Tandai Enam Bulan Pemerintahan Prabowo-Gibran, KAMMI Serukan Indonesia Darurat

JAKARTA, iNewsTangsel.id - Menandai enam bulan pemerintahan Presiden Prabowo Subianto dan Wakil Presiden Gibran Rakabuming Raka, Kesatuan Aksi Mahasiswa Muslim Indonesia (KAMMI) menyuarakan peringatan keras: Indonesia berada dalam kondisi darurat. Gerakan #IndonesiaDarurat digaungkan sebagai bentuk protes atas kemunduran di tiga sektor strategis: demokrasi, penegakan hukum dan HAM, serta perekonomian nasional.
Ketua Umum PP KAMMI, Ahmad Jundi, menyebut publik sempat menyimpan harapan besar terhadap pemerintahan baru pasca dilantik pada 20 Oktober 2024. Namun, hingga April 2025, realisasi kebijakan dinilai minim dan justru kerap kontradiktif.
“Kebijakan pemerintah belum menjawab harapan. Alih-alih efisiensi, yang terjadi justru pembengkakan kabinet. Komunikasi publik juga buruk dan membingungkan,” ujar Jundi, Sabtu (19/4/2025).
Senada, Arsandi, Ketua Bidang Kebijakan Publik PP KAMMI, menyoroti kemunduran demokrasi yang nyata. Menurutnya, kebebasan sipil kian tertekan—mulai dari penggunaan UU ITE sebagai alat represi, pembatasan aksi demonstrasi, hingga ancaman terhadap jurnalis.
“Kita sedang menyaksikan kembalinya praktik otoritarian dalam wajah baru. Demokrasi bukan hanya terancam, tapi benar-benar dalam kondisi darurat,” tegas Arsandi.
KAMMI juga menyoroti penguatan militerisasi di ruang sipil, menyusul disahkannya revisi UU TNI pada 20 Maret 2025. UU ini memperluas peluang perwira aktif menduduki jabatan sipil dan menaikkan usia pensiun prajurit, yang berpotensi menambah beban fiskal negara.

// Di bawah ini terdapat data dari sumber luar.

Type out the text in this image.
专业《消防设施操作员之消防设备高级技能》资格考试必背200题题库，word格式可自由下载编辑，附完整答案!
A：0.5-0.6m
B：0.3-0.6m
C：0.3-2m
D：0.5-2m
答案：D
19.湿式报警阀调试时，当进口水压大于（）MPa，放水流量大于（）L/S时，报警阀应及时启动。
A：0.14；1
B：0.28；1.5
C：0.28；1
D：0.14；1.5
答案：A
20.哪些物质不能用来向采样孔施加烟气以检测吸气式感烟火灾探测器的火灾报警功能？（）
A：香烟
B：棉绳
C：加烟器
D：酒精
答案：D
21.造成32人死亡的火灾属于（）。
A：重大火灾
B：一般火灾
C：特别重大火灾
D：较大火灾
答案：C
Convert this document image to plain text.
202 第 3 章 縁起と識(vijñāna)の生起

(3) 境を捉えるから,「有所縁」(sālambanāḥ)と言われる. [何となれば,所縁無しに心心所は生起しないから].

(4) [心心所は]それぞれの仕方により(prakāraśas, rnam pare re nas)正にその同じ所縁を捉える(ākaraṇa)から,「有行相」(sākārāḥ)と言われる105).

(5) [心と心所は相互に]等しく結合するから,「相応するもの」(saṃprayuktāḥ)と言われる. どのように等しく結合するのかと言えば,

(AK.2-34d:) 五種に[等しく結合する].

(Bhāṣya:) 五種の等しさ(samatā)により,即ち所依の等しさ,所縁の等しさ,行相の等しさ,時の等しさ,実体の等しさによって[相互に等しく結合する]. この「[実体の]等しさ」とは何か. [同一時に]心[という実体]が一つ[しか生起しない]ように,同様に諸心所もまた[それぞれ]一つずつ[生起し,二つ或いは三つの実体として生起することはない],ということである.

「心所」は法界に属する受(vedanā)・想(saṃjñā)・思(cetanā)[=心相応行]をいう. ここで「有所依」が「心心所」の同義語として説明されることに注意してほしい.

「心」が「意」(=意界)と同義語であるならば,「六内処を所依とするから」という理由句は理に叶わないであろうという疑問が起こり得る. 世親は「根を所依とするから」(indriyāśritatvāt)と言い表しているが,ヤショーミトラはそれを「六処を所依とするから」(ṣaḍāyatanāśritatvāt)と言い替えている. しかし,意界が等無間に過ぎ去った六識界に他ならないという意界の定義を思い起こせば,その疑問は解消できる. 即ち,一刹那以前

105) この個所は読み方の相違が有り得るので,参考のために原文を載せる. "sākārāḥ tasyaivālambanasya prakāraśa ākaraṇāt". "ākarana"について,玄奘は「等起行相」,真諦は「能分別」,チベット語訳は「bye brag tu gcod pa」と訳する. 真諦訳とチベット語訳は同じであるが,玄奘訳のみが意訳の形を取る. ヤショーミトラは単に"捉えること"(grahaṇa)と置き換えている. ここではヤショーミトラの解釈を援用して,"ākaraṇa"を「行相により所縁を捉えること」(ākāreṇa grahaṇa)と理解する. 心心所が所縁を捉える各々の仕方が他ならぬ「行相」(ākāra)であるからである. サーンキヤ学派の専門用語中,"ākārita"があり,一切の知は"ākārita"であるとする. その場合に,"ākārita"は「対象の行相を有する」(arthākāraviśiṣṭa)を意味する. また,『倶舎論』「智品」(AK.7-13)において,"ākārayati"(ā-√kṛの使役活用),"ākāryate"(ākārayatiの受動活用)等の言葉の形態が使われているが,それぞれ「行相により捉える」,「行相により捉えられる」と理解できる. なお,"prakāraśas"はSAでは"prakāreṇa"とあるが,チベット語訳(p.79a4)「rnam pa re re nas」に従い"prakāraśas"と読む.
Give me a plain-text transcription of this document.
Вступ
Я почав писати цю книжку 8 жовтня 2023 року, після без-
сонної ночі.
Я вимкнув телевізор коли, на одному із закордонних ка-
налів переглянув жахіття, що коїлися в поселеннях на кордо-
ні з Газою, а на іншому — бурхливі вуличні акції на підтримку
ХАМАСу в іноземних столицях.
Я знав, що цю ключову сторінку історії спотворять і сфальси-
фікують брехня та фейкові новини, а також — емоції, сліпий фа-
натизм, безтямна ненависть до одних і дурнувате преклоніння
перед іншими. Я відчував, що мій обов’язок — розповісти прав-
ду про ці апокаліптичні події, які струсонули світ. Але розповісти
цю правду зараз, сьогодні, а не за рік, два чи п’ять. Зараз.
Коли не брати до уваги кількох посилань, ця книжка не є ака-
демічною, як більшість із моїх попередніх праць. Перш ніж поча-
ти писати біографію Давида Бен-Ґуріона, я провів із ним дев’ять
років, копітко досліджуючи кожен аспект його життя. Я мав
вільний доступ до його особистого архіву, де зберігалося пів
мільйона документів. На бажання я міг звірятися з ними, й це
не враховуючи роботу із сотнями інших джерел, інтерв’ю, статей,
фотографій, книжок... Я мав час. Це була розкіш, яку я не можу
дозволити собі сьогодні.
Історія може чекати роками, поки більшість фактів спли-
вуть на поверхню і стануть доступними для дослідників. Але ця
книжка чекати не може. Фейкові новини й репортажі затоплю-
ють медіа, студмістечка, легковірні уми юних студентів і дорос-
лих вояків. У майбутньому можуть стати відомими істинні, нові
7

Sorotan lain tertuju pada pernyataan Presiden Prabowo dalam wawancara dengan tujuh pemimpin redaksi pada 6 April. Meski menyebut demonstrasi sebagai bagian dari demokrasi, Presiden juga mempertanyakan motif aksi yang terjadi belakangan ini, apakah murni aspirasi atau “ada yang membayar.”
“Pernyataan itu bisa melemahkan legitimasi kritik publik dan mengaburkan suara rakyat. Kritik seharusnya dijawab dengan dialog, bukan kecurigaan,” ujar Arsandi.
Di sektor ekonomi, tantangan tak kalah serius. Alzeiraldy, Kepala Departemen Kajian Strategis PP KAMMI, mencatat depresiasi rupiah bukan semata disebabkan faktor global, tetapi juga karena defisit transaksi berjalan dan arah kebijakan fiskal yang belum jelas. Pemerintah bahkan telah merevisi proyeksi pertumbuhan ekonomi dari 5,4% menjadi hanya 4,8% pada kuartal I 2025.
“Kondisi ini menghantam masyarakat bawah. Harga kebutuhan pokok melonjak, daya beli turun, PHK massal terjadi di berbagai sektor,” jelas Alzeiraldy.
Ia juga mengkritik ketimpangan distribusi fiskal. Anggaran jumbo untuk proyek-proyek besar dan program sosial seperti Makan Bergizi Gratis (MBG) belum menyentuh sektor produktif dan pelaku UMKM secara proporsional.
“Pemerintah harus sadar, pembangunan tak cukup hanya dengan proyek mercusuar. Perlu keberpihakan nyata pada ekonomi rakyat,” tandasnya.